TRIBUNE:


Alors que la catastrophe nucléaire de Fukushima au Japon atteint dix années de destructions et de souffrances, ce jeudi 11 mars 2021 la population est appelée à participer à des rassemblements de commémoration et de protestation à Avignon, à travers tout le pays et dans le monde entier. Au moment même où le lobby nucléaire et quelques politiciens tentent d’imposer la construction de nouveaux réacteurs atomiques au Tricastin et de prolonger de dix ans les vieux réacteurs périmés et dangereux : la résistance, le refus, les actions déterminées sont d’actualité. Une tribune libre du Collectif anti-nucléaire de Vaucluse.


 

« Contre le nucléaire et son monde nous n’oublions pas Fukushima. Pas de nouveaux réacteurs atomiques EPR ni en Provence, ni en vallée du Rhône, ni ailleurs. Pas de prolongation des vieux réacteurs. Mise à l’arrêt immédiat de toutes les installations atomiques »

Tels sont les constats et objectifs qui pourraient permettre de tourner la page du feu atomique datant d’un siècle passé moribond.

Le 11 mars 2011, il y a 10 ans déjà, la triple catastrophe nucléaire frappait à Fukushima le Japon et le monde entier. Contrairement à ce que les gouvernements nippon, européens et des autres pays voudraient faire croire, la catastrophe n’est pas terminée. Malgré la propagande des adeptes de la destruction atomique qui voudraient faire accepter par les populations les atteintes radioactives ; les conséquences sanitaires et environnementales poursuivent leur terrible œuvre de mort. Une large partie de l’archipel reste contaminée, une zone près des réacteurs inhabitable, comme à Tchernobyl, comme à Bikini, comme à Mayak, et de nouveau des victimes.

 

La pollution et la contamination de l’air et de l’eau sont 168 fois plus élevées qu’à Hiroshima. Solution : on rejette tout dans l’océan et on se lave les mains.

Depuis le sinistre jour, le magma du cœur fondu des réacteurs gorgés de « combustible » radioactif (corium1) est obligé d’être refroidi avec de l’eau. Cette eau devenue contaminée et plus ou moins bien récupérée s’entasse dans d’immenses barriques stockées de-ci de-là tout autour de la centrale nucléaire et bien au-delà. Mais la quantité de radioactivité rejetée directement à l’extérieur en césium-2137 (¹³⁷Cs) est 168 fois plus importante (1.5×1016 Bq)3 que celle de Hiroshima et 80 % de ces rejets se retrouvent dans l’Océan Pacifique.

Au 22 octobre 2020, 1043 réservoirs contenaient 1 233 985 m3 d’eau contaminée stockée et ce n’est pas près de s’arrêter. Il n’y aura plus de place disponible en 2022. On y trouvent pêle-mêle une multitude de radio-nucléides4 artificiels liée à la destruction des atomes dont du Strontium 90 particulièrement nocif quand la particule est ingérée ou inhalée (cancers notamment des poumons et des os, interruption du développement osseux et de la croissance, anémie, carences, altération génétique) y compris dans l’eau dite « traitée » par Tepco (Tokyo Electric Power Company). Elle dépasse la norme fixée par les autorités elles-mêmes.

 

La mer comme poubelle nucléaire

« Le chœur des vierges » (gouvernement, experts nucléaire, Tepco, Commission japonaise de régulation, AIEA (Agence Internationale — [pour la promotion, Ndlr] — de l’Énergie Atomique — [dite civile, Ndlr]) préconise donc une solution simple : déverser les eaux contaminées dans l’océan. C’est pratique le nucléaire, et ce n’est pas très onéreux.
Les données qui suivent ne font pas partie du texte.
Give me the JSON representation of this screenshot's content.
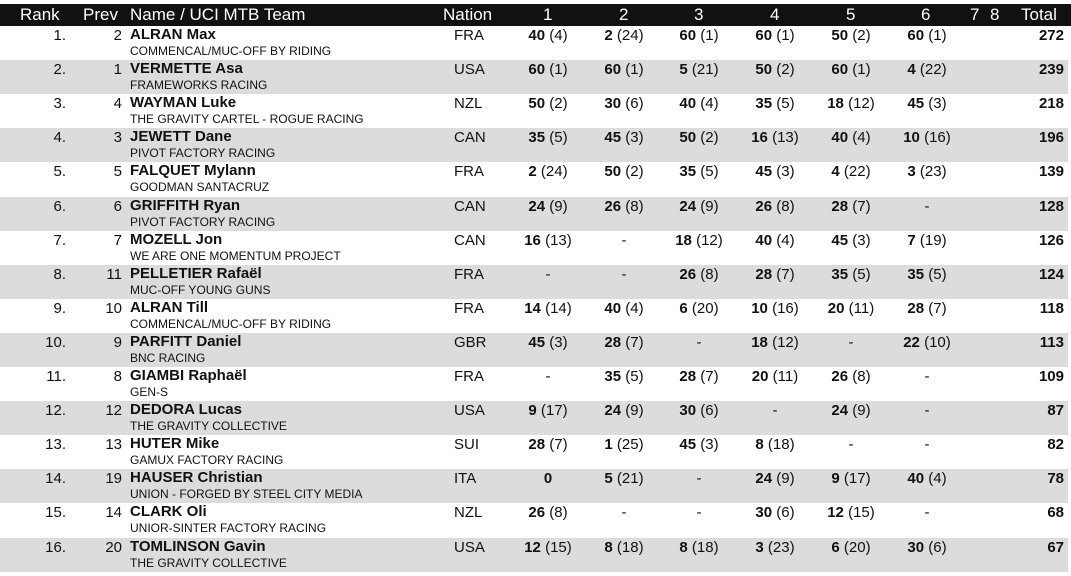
{
  "colors": {
    "header_bg": "#111111",
    "header_text": "#ffffff",
    "alt_row": "#dcdcdc"
  },
  "headers": {
    "rank": "Rank",
    "prev": "Prev",
    "name": "Name / UCI MTB Team",
    "nation": "Nation",
    "r1": "1",
    "r2": "2",
    "r3": "3",
    "r4": "4",
    "r5": "5",
    "r6": "6",
    "r7": "7",
    "r8": "8",
    "total": "Total"
  },
  "rows": [
    {
      "rank": "1.",
      "prev": "2",
      "name": "ALRAN Max",
      "team": "COMMENCAL/MUC-OFF BY RIDING",
      "nation": "FRA",
      "results": [
        [
          "40",
          "(4)"
        ],
        [
          "2",
          "(24)"
        ],
        [
          "60",
          "(1)"
        ],
        [
          "60",
          "(1)"
        ],
        [
          "50",
          "(2)"
        ],
        [
          "60",
          "(1)"
        ]
      ],
      "total": "272"
    },
    {
      "rank": "2.",
      "prev": "1",
      "name": "VERMETTE Asa",
      "team": "FRAMEWORKS RACING",
      "nation": "USA",
      "results": [
        [
          "60",
          "(1)"
        ],
        [
          "60",
          "(1)"
        ],
        [
          "5",
          "(21)"
        ],
        [
          "50",
          "(2)"
        ],
        [
          "60",
          "(1)"
        ],
        [
          "4",
          "(22)"
        ]
      ],
      "total": "239"
    },
    {
      "rank": "3.",
      "prev": "4",
      "name": "WAYMAN Luke",
      "team": "THE GRAVITY CARTEL - ROGUE RACING",
      "nation": "NZL",
      "results": [
        [
          "50",
          "(2)"
        ],
        [
          "30",
          "(6)"
        ],
        [
          "40",
          "(4)"
        ],
        [
          "35",
          "(5)"
        ],
        [
          "18",
          "(12)"
        ],
        [
          "45",
          "(3)"
        ]
      ],
      "total": "218"
    },
    {
      "rank": "4.",
      "prev": "3",
      "name": "JEWETT Dane",
      "team": "PIVOT FACTORY RACING",
      "nation": "CAN",
      "results": [
        [
          "35",
          "(5)"
        ],
        [
          "45",
          "(3)"
        ],
        [
          "50",
          "(2)"
        ],
        [
          "16",
          "(13)"
        ],
        [
          "40",
          "(4)"
        ],
        [
          "10",
          "(16)"
        ]
      ],
      "total": "196"
    },
    {
      "rank": "5.",
      "prev": "5",
      "name": "FALQUET Mylann",
      "team": "GOODMAN SANTACRUZ",
      "nation": "FRA",
      "results": [
        [
          "2",
          "(24)"
        ],
        [
          "50",
          "(2)"
        ],
        [
          "35",
          "(5)"
        ],
        [
          "45",
          "(3)"
        ],
        [
          "4",
          "(22)"
        ],
        [
          "3",
          "(23)"
        ]
      ],
      "total": "139"
    },
    {
      "rank": "6.",
      "prev": "6",
      "name": "GRIFFITH Ryan",
      "team": "PIVOT FACTORY RACING",
      "nation": "CAN",
      "results": [
        [
          "24",
          "(9)"
        ],
        [
          "26",
          "(8)"
        ],
        [
          "24",
          "(9)"
        ],
        [
          "26",
          "(8)"
        ],
        [
          "28",
          "(7)"
        ],
        [
          "-",
          ""
        ]
      ],
      "total": "128"
    },
    {
      "rank": "7.",
      "prev": "7",
      "name": "MOZELL Jon",
      "team": "WE ARE ONE MOMENTUM PROJECT",
      "nation": "CAN",
      "results": [
        [
          "16",
          "(13)"
        ],
        [
          "-",
          ""
        ],
        [
          "18",
          "(12)"
        ],
        [
          "40",
          "(4)"
        ],
        [
          "45",
          "(3)"
        ],
        [
          "7",
          "(19)"
        ]
      ],
      "total": "126"
    },
    {
      "rank": "8.",
      "prev": "11",
      "name": "PELLETIER Rafaël",
      "team": "MUC-OFF YOUNG GUNS",
      "nation": "FRA",
      "results": [
        [
          "-",
          ""
        ],
        [
          "-",
          ""
        ],
        [
          "26",
          "(8)"
        ],
        [
          "28",
          "(7)"
        ],
        [
          "35",
          "(5)"
        ],
        [
          "35",
          "(5)"
        ]
      ],
      "total": "124"
    },
    {
      "rank": "9.",
      "prev": "10",
      "name": "ALRAN Till",
      "team": "COMMENCAL/MUC-OFF BY RIDING",
      "nation": "FRA",
      "results": [
        [
          "14",
          "(14)"
        ],
        [
          "40",
          "(4)"
        ],
        [
          "6",
          "(20)"
        ],
        [
          "10",
          "(16)"
        ],
        [
          "20",
          "(11)"
        ],
        [
          "28",
          "(7)"
        ]
      ],
      "total": "118"
    },
    {
      "rank": "10.",
      "prev": "9",
      "name": "PARFITT Daniel",
      "team": "BNC RACING",
      "nation": "GBR",
      "results": [
        [
          "45",
          "(3)"
        ],
        [
          "28",
          "(7)"
        ],
        [
          "-",
          ""
        ],
        [
          "18",
          "(12)"
        ],
        [
          "-",
          ""
        ],
        [
          "22",
          "(10)"
        ]
      ],
      "total": "113"
    },
    {
      "rank": "11.",
      "prev": "8",
      "name": "GIAMBI Raphaël",
      "team": "GEN-S",
      "nation": "FRA",
      "results": [
        [
          "-",
          ""
        ],
        [
          "35",
          "(5)"
        ],
        [
          "28",
          "(7)"
        ],
        [
          "20",
          "(11)"
        ],
        [
          "26",
          "(8)"
        ],
        [
          "-",
          ""
        ]
      ],
      "total": "109"
    },
    {
      "rank": "12.",
      "prev": "12",
      "name": "DEDORA Lucas",
      "team": "THE GRAVITY COLLECTIVE",
      "nation": "USA",
      "results": [
        [
          "9",
          "(17)"
        ],
        [
          "24",
          "(9)"
        ],
        [
          "30",
          "(6)"
        ],
        [
          "-",
          ""
        ],
        [
          "24",
          "(9)"
        ],
        [
          "-",
          ""
        ]
      ],
      "total": "87"
    },
    {
      "rank": "13.",
      "prev": "13",
      "name": "HUTER Mike",
      "team": "GAMUX FACTORY RACING",
      "nation": "SUI",
      "results": [
        [
          "28",
          "(7)"
        ],
        [
          "1",
          "(25)"
        ],
        [
          "45",
          "(3)"
        ],
        [
          "8",
          "(18)"
        ],
        [
          "-",
          ""
        ],
        [
          "-",
          ""
        ]
      ],
      "total": "82"
    },
    {
      "rank": "14.",
      "prev": "19",
      "name": "HAUSER Christian",
      "team": "UNION - FORGED BY STEEL CITY MEDIA",
      "nation": "ITA",
      "results": [
        [
          "0",
          ""
        ],
        [
          "5",
          "(21)"
        ],
        [
          "-",
          ""
        ],
        [
          "24",
          "(9)"
        ],
        [
          "9",
          "(17)"
        ],
        [
          "40",
          "(4)"
        ]
      ],
      "total": "78"
    },
    {
      "rank": "15.",
      "prev": "14",
      "name": "CLARK Oli",
      "team": "UNIOR-SINTER FACTORY RACING",
      "nation": "NZL",
      "results": [
        [
          "26",
          "(8)"
        ],
        [
          "-",
          ""
        ],
        [
          "-",
          ""
        ],
        [
          "30",
          "(6)"
        ],
        [
          "12",
          "(15)"
        ],
        [
          "-",
          ""
        ]
      ],
      "total": "68"
    },
    {
      "rank": "16.",
      "prev": "20",
      "name": "TOMLINSON Gavin",
      "team": "THE GRAVITY COLLECTIVE",
      "nation": "USA",
      "results": [
        [
          "12",
          "(15)"
        ],
        [
          "8",
          "(18)"
        ],
        [
          "8",
          "(18)"
        ],
        [
          "3",
          "(23)"
        ],
        [
          "6",
          "(20)"
        ],
        [
          "30",
          "(6)"
        ]
      ],
      "total": "67"
    }
  ]
}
La population et les pêcheurs s’opposent fermement à cette solution tout comme la Corée du Sud. La Chine qui possède plusieurs centrales en bordure de la mer de Chine où elle y rejettent ses eaux contaminées reste muette sur l’option. Le Haut-Commissariat des Nations unies aux droits de l’homme (OHCHR) estime que la communauté internationale est concernée et demande au Japon de repousser la décision de rejet dans l’océan après la crise sanitaire de la Covid-19.

L’entreprise d’énergie électrique nucléariste TEPCO promet d’enlever tous les débris du corium d’ici… les 20 ans à venir. On ne sort pas du nucléaire, en revanche on peut l’arrêter avant qu’il ne soit trop tard.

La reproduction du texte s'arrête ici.